Fatiha Boudjahlhat est à Toulouse où elle se bat avec courage pour défendre ses idées. Avec des retours de bâtons inattendus ! A lire. J-P Damaggio

 Voici le message de France 3 Occitanie

Fatiha Boudjahlhat n'est pas une anonyme. Essayiste et femme politique, cette enseignante de 41 ans a l'habitude de défendre ses idées et ses valeurs, notamment sur les réseaux sociaux.

Le 2 novembre dernier, elle ne déroge pas à la règle. En ce jour de rentrée scolaire, tous les élèves de France doivent rendre hommage à Samuel Paty. Dans son établissement, le collège  Maurice Becane à Toulouse, Fatiha Boudjahlat, référente laïcité, apprend que certains élèves ont refusé de respecter la minute de silence pour l'enseignant assassiné.

Le tweet de la colère

L'enseignante publie alors un message sur facebook, doublé d'un tweet qui va provoquer la colère de certains enseignants. Elle y reproche à certains élèves "venant de l'étranger" de ne pas avoir respecté la minute de silence, ajoutant qu'ils doivent "comprendre qu'elles sont liées à nos valeurs". [5 sur 380 indique-t-elle]
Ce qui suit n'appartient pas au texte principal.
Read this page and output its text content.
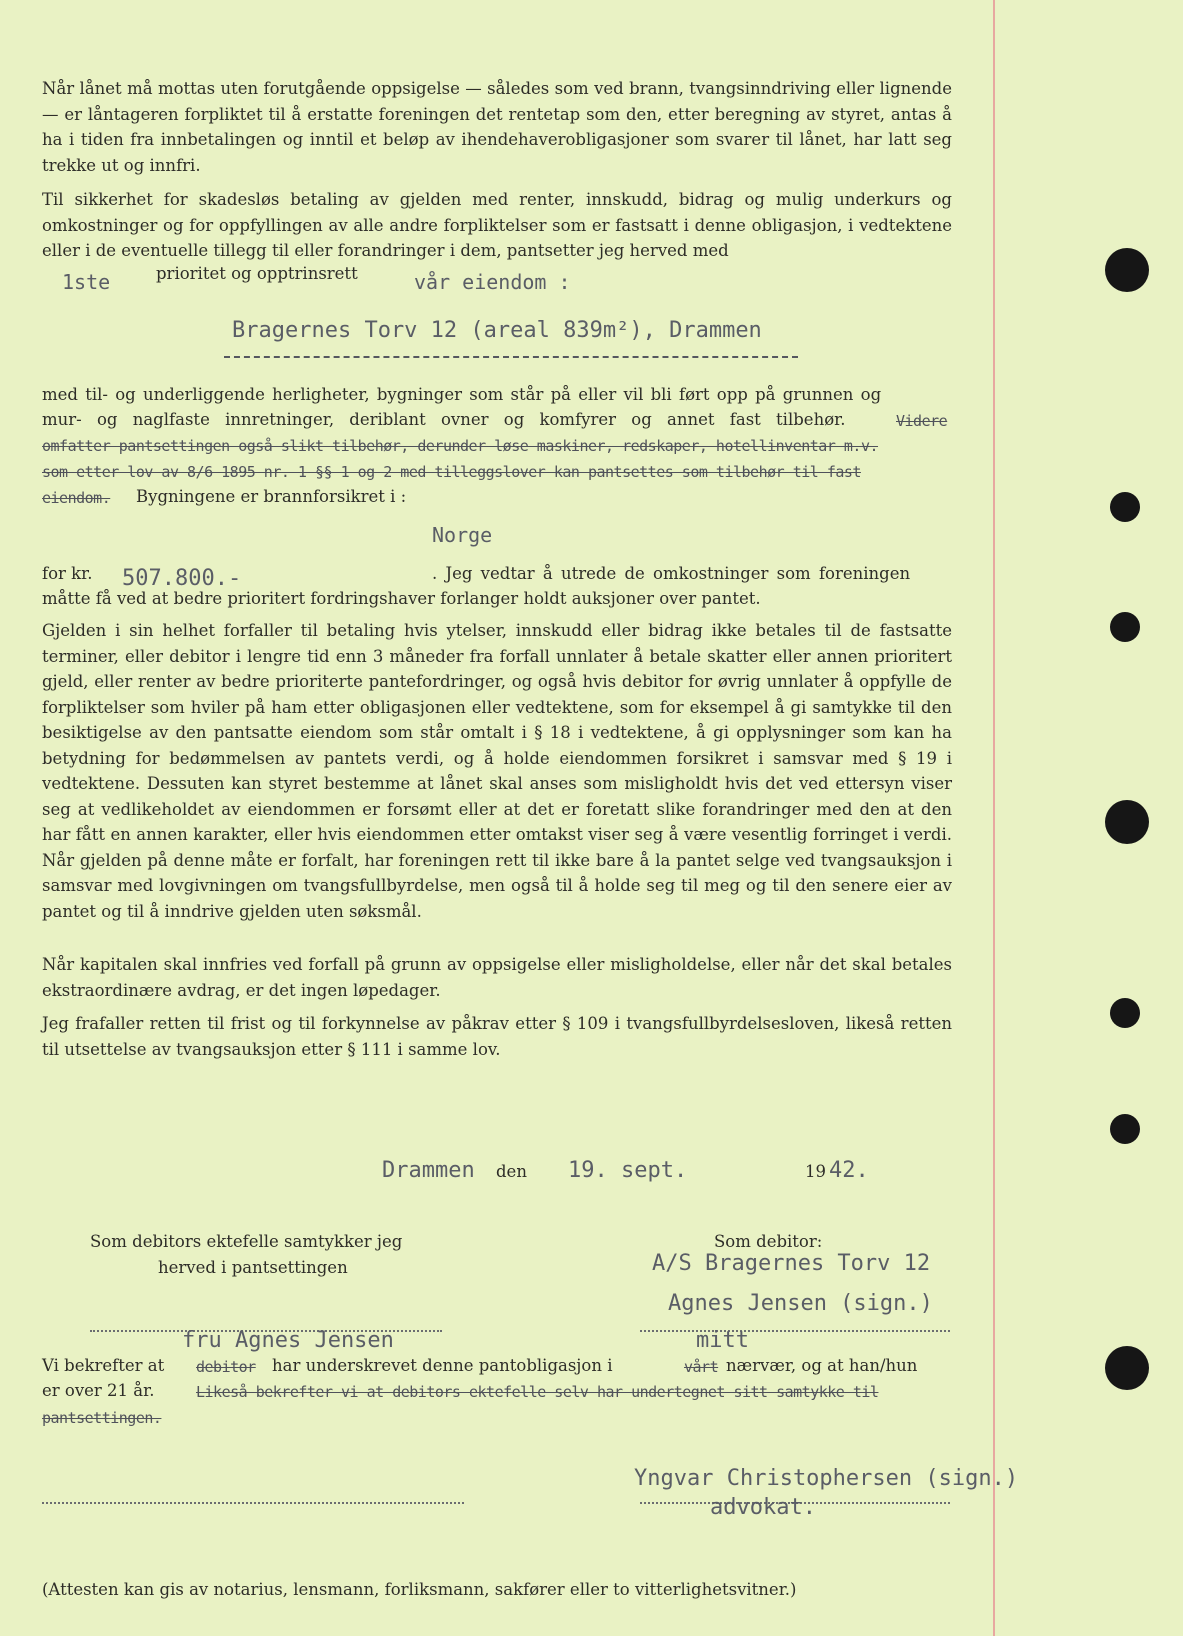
Når lånet må mottas uten forutgående oppsigelse — således som ved brann, tvangsinndriving eller lignende — er låntageren forpliktet til å erstatte foreningen det rentetap som den, etter beregning av styret, antas å ha i tiden fra innbetalingen og inntil et beløp av ihendehaverobligasjoner som svarer til lånet, har latt seg trekke ut og innfri.
Til sikkerhet for skadesløs betaling av gjelden med renter, innskudd, bidrag og mulig underkurs og omkostninger og for oppfyllingen av alle andre forpliktelser som er fastsatt i denne obligasjon, i vedtektene eller i de eventuelle tillegg til eller forandringer i dem, pantsetter jeg herved med
1ste	prioritet og opptrinsrett	vår eiendom :
Bragernes Torv 12 (areal 839m²), Drammen
med til- og underliggende herligheter, bygninger som står på eller vil bli ført opp på grunnen og
mur- og naglfaste innretninger, deriblant ovner og komfyrer og annet fast tilbehør.	Videre
omfatter pantsettingen også slikt tilbehør, derunder løse maskiner, redskaper, hotellinventar m.v.
som etter lov av 8/6 1895 nr. 1 §§ 1 og 2 med tilleggslover kan pantsettes som tilbehør til fast
eiendom. Bygningene er brannforsikret i :
Norge
for kr. 507.800.-	. Jeg vedtar å utrede de omkostninger som foreningen
måtte få ved at bedre prioritert fordringshaver forlanger holdt auksjoner over pantet.
Gjelden i sin helhet forfaller til betaling hvis ytelser, innskudd eller bidrag ikke betales til de fastsatte terminer, eller debitor i lengre tid enn 3 måneder fra forfall unnlater å betale skatter eller annen prioritert gjeld, eller renter av bedre prioriterte pantefordringer, og også hvis debitor for øvrig unnlater å oppfylle de forpliktelser som hviler på ham etter obligasjonen eller vedtektene, som for eksempel å gi samtykke til den besiktigelse av den pantsatte eiendom som står omtalt i § 18 i vedtektene, å gi opplysninger som kan ha betydning for bedømmelsen av pantets verdi, og å holde eiendommen forsikret i samsvar med § 19 i vedtektene. Dessuten kan styret bestemme at lånet skal anses som misligholdt hvis det ved ettersyn viser seg at vedlikeholdet av eiendommen er forsømt eller at det er foretatt slike forandringer med den at den har fått en annen karakter, eller hvis eiendommen etter omtakst viser seg å være vesentlig forringet i verdi. Når gjelden på denne måte er forfalt, har foreningen rett til ikke bare å la pantet selge ved tvangsauksjon i samsvar med lovgivningen om tvangsfullbyrdelse, men også til å holde seg til meg og til den senere eier av pantet og til å inndrive gjelden uten søksmål.
Når kapitalen skal innfries ved forfall på grunn av oppsigelse eller misligholdelse, eller når det skal betales ekstraordinære avdrag, er det ingen løpedager.
Jeg frafaller retten til frist og til forkynnelse av påkrav etter § 109 i tvangsfullbyrdelsesloven, likeså retten til utsettelse av tvangsauksjon etter § 111 i samme lov.
Drammen den 19. sept.	19 42.
Som debitors ektefelle samtykker jeg
herved i pantsettingen
Som debitor:
A/S Bragernes Torv 12
Agnes Jensen (sign.)
fru Agnes Jensen	mitt
Vi bekrefter at debitor har underskrevet denne pantobligasjon i	vårt nærvær, og at han/hun
er over 21 år.	Likeså bekrefter vi at debitors ektefelle selv har undertegnet sitt samtykke til
pantsettingen.
Yngvar Christophersen (sign.)
advokat.
(Attesten kan gis av notarius, lensmann, forliksmann, sakfører eller to vitterlighetsvitner.)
"Je suis fille d'immigrés algériens. Je n'ai pas de misérabilisme concernant l'immigration.  Et je suis par ailleurs très attachée à la liberté d'expression. J'ai donc dit ce que je pensais, et je n'ai aucun mot à retirer", relate l'enseignante.

 

Une lettre ouverte diffusée sur les réseaux sociaux

Mais certains syndicats enseignants n'ont pas du tout la même interprétation des faits. Dans une lettre ouverte adressée au recteur de l'académie de Toulouse et au président du conseil départemental, Sud Éducation 31 et CGT Educ'Action 31 se sont en effet indignés de cette initiative et réclament une sanction à l'encontre de l'enseignante.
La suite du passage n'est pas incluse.